De acordo com dados da Organização Internacional para as Migrações, mais de 2750 migrantes e refugiados morreram ou desapareceram ao atravessar o Mediterrâneo central em 2023 - mais do que em qualquer ano desde 2017.

Mais de 11 600 menores não acompanhados fizeram a perigosa viagem marítima com destino a Itália em setembro de 2022, de acordo com o Fundo das Nações Unidas para a Infância.

"O Mar Mediterrâneo tornou-se um cemitério para as crianças e para o seu futuro", afirmou Regina De Dominicis, da UNICEF.

Navios de migrantes enfrentam obstáculos crescentes

Um decreto italiano de 2022 ameaça os navios privados de busca e salvamento com multas pesadas ou apreensão se efectuarem vários salvamentos por viagem no Mediterrâneo.

Grupos de ajuda humanitária, como os Médicos Sem Fronteiras, acusaram esta política de provocar um aumento das taxas de mortalidade no mar.

As autoridades defenderam as regras como necessárias para combater o contrabando de seres humanos.

Entretanto, um possível acordo com a Albânia poderá levar a que os requerentes de asilo interceptados no Mediterrâneo sejam transferidos para centros de detenção no país dos Balcãs.

Problemas com a imigração toldam as perspectivas do turismo em Itália

A crise migratória em Itália complica os esforços para atrair turistas e residentes de longa duração do estrangeiro.

As cenas de navios de migrantes e centros de detenção sobrelotados podem dissuadir as famílias, os investidores e os nómadas digitais da União Europeia (UE) de visitarem o país ou de se mudarem.

Os confrontos também põem em risco a participação da Itália em iniciativas de viagens sem fronteiras, como o Espaço Schengen.

A incapacidade continuada de controlar os fluxos de migrantes e as fronteiras meridionais pode exercer pressão sobre os Estados do Norte da UE.

Com o lançamento, em 2025, do novo programa de isenção de vistos do Sistema Europeu de Informação e Autorização de Viagem (ETIAS) da UE, especula-se sobre se a Itália manterá o acesso sem restrições.

Uma suspensão devastaria as receitas do turismo italiano.

Crise renova a pressão da UE para reformar as regras de migração

Sendo o principal ponto de entrada no Mediterrâneo, a Itália há muito que exige um maior apoio da UE em matéria de migração.

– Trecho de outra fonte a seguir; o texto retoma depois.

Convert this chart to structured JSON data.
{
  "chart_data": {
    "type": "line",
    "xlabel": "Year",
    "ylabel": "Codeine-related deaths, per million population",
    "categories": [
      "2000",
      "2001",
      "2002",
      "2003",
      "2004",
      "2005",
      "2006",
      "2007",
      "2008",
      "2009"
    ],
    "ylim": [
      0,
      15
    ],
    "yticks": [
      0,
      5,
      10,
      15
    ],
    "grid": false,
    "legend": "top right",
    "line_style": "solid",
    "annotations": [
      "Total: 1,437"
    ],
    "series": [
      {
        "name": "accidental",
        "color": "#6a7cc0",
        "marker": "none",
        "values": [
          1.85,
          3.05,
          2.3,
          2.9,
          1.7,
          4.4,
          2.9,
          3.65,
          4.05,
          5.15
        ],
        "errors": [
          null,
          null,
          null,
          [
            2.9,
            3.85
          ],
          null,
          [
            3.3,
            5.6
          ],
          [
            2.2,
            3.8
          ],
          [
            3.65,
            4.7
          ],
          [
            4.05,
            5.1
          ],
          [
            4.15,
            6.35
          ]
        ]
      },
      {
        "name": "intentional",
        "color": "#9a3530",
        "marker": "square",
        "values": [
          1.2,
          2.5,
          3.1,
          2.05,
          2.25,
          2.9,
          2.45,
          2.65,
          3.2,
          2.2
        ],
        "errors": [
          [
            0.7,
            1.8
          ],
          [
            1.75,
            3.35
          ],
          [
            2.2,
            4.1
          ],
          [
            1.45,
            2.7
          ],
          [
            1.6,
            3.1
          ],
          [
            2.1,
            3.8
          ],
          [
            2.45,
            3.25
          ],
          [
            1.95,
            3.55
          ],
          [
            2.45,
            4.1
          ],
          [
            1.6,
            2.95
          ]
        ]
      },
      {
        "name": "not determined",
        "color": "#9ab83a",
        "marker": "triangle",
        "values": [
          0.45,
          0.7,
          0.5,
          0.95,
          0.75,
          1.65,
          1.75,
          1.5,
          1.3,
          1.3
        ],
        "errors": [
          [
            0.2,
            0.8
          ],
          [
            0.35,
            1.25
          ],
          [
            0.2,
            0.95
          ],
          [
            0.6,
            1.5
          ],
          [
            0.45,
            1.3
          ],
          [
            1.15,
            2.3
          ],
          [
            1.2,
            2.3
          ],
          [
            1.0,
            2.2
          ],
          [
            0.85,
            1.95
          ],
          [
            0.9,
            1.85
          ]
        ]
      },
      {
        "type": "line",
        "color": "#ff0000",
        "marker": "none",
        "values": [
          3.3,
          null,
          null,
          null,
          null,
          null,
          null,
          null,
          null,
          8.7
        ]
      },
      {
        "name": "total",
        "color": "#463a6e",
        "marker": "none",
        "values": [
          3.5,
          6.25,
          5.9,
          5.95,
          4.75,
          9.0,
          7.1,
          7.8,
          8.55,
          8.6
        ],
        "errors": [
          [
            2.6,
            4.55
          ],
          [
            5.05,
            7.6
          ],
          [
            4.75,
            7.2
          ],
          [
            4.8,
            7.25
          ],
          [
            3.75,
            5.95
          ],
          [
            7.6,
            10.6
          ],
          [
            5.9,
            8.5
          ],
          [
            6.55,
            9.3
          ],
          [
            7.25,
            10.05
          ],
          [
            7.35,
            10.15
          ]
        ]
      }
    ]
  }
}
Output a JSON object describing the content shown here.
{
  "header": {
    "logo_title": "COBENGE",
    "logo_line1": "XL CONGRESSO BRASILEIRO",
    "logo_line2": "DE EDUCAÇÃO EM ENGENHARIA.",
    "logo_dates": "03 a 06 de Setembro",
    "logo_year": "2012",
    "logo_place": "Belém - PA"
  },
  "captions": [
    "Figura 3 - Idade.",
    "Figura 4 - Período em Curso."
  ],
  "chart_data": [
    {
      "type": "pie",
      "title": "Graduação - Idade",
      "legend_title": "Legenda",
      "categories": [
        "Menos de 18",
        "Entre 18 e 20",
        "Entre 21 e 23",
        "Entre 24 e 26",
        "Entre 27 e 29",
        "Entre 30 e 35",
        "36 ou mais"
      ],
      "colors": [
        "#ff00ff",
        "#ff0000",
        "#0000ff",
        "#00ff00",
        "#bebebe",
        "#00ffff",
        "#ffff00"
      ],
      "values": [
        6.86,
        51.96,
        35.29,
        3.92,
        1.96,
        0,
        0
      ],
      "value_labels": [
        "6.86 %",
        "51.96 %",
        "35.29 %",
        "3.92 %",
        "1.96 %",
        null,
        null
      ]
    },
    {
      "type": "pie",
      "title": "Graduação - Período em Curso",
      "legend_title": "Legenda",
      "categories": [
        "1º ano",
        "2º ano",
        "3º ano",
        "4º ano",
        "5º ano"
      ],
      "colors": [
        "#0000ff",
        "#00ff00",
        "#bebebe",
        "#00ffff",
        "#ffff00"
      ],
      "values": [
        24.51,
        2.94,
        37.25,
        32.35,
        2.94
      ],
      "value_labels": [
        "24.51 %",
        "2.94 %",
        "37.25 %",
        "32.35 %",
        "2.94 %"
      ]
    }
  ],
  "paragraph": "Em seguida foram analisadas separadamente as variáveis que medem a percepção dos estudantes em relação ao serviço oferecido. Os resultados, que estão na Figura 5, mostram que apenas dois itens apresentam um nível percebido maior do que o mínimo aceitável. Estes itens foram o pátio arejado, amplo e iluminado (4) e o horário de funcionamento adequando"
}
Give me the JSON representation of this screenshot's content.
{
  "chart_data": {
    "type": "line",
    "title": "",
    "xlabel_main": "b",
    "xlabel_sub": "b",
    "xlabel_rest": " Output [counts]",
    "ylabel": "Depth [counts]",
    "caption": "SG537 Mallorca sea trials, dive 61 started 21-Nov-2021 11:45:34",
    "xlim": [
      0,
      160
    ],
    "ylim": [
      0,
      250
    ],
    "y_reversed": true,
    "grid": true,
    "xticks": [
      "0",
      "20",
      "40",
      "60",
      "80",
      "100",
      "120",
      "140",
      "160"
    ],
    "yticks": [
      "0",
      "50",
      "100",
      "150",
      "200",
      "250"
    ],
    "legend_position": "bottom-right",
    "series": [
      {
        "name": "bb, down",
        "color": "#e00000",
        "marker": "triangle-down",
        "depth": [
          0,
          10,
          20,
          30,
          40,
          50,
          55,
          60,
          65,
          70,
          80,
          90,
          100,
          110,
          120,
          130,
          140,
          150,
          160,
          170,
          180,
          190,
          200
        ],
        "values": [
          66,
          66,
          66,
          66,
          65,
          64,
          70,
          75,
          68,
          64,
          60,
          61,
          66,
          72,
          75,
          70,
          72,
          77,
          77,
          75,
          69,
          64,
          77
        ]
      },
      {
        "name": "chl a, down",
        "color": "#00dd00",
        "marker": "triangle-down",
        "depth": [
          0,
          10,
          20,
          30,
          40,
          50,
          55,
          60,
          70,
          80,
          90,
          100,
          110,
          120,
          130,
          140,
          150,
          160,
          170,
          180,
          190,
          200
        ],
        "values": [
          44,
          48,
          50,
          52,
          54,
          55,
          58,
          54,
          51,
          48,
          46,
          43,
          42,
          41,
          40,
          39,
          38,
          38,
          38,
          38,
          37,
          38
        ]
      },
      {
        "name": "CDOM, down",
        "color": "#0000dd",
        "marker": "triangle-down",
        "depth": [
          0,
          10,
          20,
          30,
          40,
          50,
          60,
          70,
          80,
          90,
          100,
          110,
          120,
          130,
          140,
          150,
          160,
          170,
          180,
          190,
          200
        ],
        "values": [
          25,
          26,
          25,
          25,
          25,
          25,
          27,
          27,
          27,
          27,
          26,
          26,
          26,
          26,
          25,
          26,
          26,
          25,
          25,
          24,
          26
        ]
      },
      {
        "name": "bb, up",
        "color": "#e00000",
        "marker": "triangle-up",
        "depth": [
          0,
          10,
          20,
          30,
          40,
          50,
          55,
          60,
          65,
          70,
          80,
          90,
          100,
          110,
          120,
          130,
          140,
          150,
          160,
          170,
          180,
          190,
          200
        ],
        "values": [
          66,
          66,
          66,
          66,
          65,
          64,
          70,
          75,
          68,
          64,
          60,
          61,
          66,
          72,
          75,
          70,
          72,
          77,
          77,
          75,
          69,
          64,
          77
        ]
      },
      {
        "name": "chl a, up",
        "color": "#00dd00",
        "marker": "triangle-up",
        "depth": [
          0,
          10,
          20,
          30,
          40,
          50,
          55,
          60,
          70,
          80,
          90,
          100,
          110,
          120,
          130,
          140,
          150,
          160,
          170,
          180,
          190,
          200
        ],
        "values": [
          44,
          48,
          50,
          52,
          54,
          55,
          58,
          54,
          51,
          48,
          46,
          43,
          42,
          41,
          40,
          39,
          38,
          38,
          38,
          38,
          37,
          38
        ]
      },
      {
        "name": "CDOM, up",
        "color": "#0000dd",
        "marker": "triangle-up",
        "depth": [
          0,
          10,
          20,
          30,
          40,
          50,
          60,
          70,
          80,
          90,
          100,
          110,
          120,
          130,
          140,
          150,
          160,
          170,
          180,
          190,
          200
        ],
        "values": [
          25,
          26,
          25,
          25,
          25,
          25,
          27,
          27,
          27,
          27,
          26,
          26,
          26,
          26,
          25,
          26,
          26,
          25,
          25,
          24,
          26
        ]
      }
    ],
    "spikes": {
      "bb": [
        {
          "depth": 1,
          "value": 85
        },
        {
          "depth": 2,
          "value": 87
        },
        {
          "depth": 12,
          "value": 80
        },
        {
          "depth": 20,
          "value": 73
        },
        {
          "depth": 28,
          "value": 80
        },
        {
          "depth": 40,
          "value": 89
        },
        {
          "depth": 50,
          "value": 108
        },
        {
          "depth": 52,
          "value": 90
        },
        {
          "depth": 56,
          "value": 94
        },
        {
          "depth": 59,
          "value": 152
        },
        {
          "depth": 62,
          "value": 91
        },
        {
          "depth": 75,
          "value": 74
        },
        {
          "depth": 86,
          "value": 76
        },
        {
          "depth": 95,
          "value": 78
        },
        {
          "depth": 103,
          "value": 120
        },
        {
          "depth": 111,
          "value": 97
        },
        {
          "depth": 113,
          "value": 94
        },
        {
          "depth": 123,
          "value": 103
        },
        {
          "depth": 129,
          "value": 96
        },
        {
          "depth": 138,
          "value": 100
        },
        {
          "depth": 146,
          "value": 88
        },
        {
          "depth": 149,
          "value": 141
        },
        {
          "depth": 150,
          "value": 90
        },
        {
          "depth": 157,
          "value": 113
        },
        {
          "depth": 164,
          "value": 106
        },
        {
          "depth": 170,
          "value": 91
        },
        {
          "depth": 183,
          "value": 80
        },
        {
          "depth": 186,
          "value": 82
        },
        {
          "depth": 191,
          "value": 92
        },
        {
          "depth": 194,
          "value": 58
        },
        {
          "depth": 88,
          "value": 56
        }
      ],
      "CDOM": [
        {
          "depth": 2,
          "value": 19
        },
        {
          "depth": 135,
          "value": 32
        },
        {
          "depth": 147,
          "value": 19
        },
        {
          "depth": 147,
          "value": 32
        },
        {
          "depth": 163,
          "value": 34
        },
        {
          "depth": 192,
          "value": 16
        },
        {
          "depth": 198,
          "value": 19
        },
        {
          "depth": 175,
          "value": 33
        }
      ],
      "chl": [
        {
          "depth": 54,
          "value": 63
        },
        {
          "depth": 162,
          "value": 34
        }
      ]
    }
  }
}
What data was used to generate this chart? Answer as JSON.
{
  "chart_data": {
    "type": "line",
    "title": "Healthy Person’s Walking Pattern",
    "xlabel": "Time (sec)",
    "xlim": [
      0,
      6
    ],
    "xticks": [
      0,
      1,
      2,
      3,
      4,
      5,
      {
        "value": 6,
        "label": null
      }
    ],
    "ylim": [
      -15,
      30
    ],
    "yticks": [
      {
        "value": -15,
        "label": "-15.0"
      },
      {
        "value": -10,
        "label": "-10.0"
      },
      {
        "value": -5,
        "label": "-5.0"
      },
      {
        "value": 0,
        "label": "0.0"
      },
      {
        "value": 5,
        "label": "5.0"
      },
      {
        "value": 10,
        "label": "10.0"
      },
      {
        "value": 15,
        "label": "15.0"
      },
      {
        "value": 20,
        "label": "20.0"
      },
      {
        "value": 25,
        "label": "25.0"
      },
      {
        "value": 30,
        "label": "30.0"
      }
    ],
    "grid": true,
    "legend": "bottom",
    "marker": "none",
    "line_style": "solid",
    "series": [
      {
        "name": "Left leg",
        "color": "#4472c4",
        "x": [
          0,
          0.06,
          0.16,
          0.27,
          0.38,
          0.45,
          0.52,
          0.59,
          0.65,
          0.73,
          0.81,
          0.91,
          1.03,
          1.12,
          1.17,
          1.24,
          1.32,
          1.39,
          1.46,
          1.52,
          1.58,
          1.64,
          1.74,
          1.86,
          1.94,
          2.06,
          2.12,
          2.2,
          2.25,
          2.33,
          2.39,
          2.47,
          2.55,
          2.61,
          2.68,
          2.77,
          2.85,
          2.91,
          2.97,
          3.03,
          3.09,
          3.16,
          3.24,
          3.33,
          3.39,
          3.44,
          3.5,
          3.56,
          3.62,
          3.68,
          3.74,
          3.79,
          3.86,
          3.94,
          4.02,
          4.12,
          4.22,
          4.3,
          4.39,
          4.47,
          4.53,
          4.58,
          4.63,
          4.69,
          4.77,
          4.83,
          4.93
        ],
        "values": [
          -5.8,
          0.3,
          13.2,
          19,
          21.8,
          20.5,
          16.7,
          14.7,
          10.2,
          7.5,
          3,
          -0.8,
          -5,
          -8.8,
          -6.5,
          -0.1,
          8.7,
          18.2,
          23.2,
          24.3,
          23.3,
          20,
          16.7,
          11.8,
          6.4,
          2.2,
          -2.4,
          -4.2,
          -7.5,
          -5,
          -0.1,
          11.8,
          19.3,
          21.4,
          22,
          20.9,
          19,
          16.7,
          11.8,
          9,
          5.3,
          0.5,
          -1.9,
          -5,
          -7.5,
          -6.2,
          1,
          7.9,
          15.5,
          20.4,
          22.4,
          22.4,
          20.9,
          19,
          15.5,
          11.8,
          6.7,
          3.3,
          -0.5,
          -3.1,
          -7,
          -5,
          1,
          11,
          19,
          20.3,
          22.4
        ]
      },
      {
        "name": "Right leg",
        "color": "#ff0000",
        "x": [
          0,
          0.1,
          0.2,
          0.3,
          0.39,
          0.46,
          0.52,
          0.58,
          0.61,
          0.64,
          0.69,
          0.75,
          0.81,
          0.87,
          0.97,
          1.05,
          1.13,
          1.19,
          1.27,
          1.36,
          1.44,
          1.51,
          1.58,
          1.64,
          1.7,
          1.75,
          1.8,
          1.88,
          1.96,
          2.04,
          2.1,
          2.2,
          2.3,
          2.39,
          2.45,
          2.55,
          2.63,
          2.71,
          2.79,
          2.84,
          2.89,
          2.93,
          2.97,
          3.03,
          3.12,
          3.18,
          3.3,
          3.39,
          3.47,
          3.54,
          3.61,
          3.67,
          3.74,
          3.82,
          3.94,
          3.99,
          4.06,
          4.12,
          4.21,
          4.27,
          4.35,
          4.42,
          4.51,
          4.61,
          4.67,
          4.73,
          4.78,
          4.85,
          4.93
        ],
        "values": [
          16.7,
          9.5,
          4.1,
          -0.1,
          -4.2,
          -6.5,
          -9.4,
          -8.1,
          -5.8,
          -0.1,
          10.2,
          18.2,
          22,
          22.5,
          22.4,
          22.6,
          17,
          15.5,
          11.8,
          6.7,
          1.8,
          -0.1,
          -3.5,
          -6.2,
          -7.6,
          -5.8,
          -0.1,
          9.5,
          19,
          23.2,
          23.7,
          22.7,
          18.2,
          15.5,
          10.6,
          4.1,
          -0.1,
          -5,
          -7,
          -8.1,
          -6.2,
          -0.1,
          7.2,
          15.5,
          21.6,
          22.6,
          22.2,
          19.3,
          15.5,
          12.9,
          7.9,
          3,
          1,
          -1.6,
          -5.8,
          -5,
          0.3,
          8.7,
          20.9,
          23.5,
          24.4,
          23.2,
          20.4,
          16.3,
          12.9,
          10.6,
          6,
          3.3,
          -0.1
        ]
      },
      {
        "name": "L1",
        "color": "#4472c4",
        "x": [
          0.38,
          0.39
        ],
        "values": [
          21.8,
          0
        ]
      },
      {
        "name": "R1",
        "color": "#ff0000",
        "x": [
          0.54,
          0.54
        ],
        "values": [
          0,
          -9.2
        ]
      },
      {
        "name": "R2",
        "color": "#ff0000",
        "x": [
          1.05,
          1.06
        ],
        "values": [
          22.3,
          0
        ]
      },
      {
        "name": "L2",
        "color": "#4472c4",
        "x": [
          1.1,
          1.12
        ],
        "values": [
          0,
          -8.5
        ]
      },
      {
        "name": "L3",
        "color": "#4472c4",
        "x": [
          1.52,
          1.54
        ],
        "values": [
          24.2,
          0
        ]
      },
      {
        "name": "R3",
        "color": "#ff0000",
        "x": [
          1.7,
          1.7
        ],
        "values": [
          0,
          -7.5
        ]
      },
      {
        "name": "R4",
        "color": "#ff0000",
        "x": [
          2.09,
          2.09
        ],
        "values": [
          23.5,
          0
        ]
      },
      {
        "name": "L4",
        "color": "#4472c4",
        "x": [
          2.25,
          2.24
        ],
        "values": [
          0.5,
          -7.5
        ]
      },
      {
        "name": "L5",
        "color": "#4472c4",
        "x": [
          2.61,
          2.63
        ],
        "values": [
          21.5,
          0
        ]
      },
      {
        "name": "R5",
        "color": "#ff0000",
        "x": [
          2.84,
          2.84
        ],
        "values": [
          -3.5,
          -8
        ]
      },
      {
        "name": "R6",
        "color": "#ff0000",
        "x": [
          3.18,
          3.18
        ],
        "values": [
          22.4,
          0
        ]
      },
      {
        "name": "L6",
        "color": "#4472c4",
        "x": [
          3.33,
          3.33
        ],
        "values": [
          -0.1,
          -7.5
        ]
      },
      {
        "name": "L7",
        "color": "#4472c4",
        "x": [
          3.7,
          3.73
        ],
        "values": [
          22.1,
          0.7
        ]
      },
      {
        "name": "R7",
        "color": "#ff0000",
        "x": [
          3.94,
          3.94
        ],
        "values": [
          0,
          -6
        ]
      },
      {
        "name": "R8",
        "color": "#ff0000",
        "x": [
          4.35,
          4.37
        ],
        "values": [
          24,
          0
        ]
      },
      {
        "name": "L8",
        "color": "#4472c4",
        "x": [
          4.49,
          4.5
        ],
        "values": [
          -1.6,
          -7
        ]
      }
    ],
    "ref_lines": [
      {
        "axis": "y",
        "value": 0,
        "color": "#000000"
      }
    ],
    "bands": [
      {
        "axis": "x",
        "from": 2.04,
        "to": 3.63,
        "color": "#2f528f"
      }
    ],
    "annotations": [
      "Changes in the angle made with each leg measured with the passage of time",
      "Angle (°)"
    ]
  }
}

O afluxo de 2023 torna ainda mais urgentes os apelos de Roma para que sejam reformuladas as regras de asilo em todo o bloco.

Os actuais regulamentos da UE colocam uma pressão desproporcionada sobre os países da fronteira sul.

As quotas obrigatórias de refugiados e o alargamento das patrulhas da Frontex são algumas das ideias defendidas pela Itália e por aliados como a Grécia.

No entanto, os Estados mais ricos do Norte têm resistido à reforma.

Embora apoiem a ajuda à segurança das fronteiras, opõem-se à abertura de portas a um maior número de requerentes de asilo através de quotas.

Com o sentimento anti-imigração a aumentar em toda a Europa, o cenário parece estar preparado para novos confrontos de alto risco entre os Estados-Membros da UE em matéria de política de migração.

Recorde de chegadas aumenta a pressão

O afluxo sem precedentes de chegadas por mar aumenta os desafios internos da jovem administração italiana.

Os líderes de direita chegaram ao poder prometendo reprimir a migração, mas agora enfrentam críticas à medida que as tentativas de solução ficam aquém das expectativas.

Ainda assim, o Ministro Piantedosi argumentou que, na ausência de políticas rigorosas, os fluxos migratórios do Norte de África seriam ainda maiores.

Com factores como as alterações climáticas e a instabilidade no Médio Oriente e no Norte de África prontos a provocar novas deslocações, a crise migratória latente na Europa poderá continuar a testar as autoridades italianas em 2024 e nos anos seguintes.